In the present study, patients with circulatory system diseases had a higher risk of developing pDDIs in both the crude and adjusted models. This agrees with a prior study that confirmed that patients with circulatory system diseases have higher odds of developing pDDIs,26 likely owing to evidence-based cardiovascular treatments requiring multiple medications to treat a particular disease.27 Furthermore, patients with genitourinary system disorders have higher odds of developing pDDIs than do their counterparts. Consistent with prior studies, other factors with higher odds for pDDIs included comorbid conditions and the use of previous medications.3
This study provides deep insights into the prevalence, severity, documentation, and PDDI risk factors in hospitalized older patients in Indonesia. These findings highlight the need for healthcare prescribers and clinical pharmacists to closely monitor high-risk groups and their medications.
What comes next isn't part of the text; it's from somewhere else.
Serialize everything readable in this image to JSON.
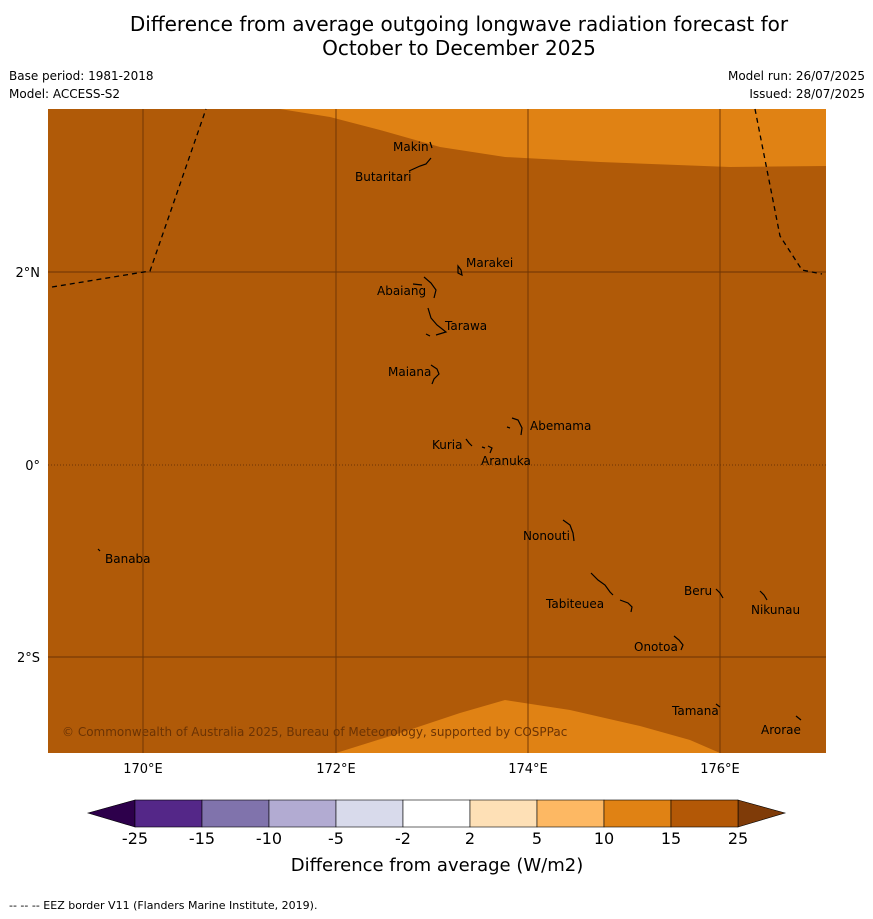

The routine use of interaction checker tools and software in healthcare settings will help to avoid the risk of DDIs. Additionally, this study can help stakeholders establish guidelines and educate healthcare professionals about the risk of pDDIs in older adults to prevent adverse outcomes. However, this study was limited to a single secondary care hospital. Further multicenter studies with larger sample sizes are warranted.
In conclusion, the current study revealed a high prevalence of 168 (41.1%) pDDIs among hospitalized elderly patients, and confirmed that polypharmacy is a predominant risk factor for pDDIs. Moreover, we found that patients with polypharmacy and circulatory system diseases were at a higher risk of developing pDDIs (cOR = 4.788). Additionally, results showed that comorbid conditions, genitourinary system diseases, and digestive system diseases significantly contributed to a higher pDDI risk. Overall, these results indicate that guidelines for the management of older adult patients are required to avoid the implementation of inappropriate therapies that could induce pDDIs, which, in turn, will decrease the risk of adverse health outcomes.
Conflict of Interest
The authors affirm no conflict of interest in this study.
Acknowledgment
The authors thank the staff of Universitas Airlangga Hospital for their support and cooperation during this study.
Funding Sources
This study was supported by the Indonesian Ministry of Research, Technology and Higher Education through a Doctoral Dissertation Grant (PDD 2022 – 2023; 011/E5/PG.02.00.PL/2023; 733/UN3.LPPM/PT.01.03/2023).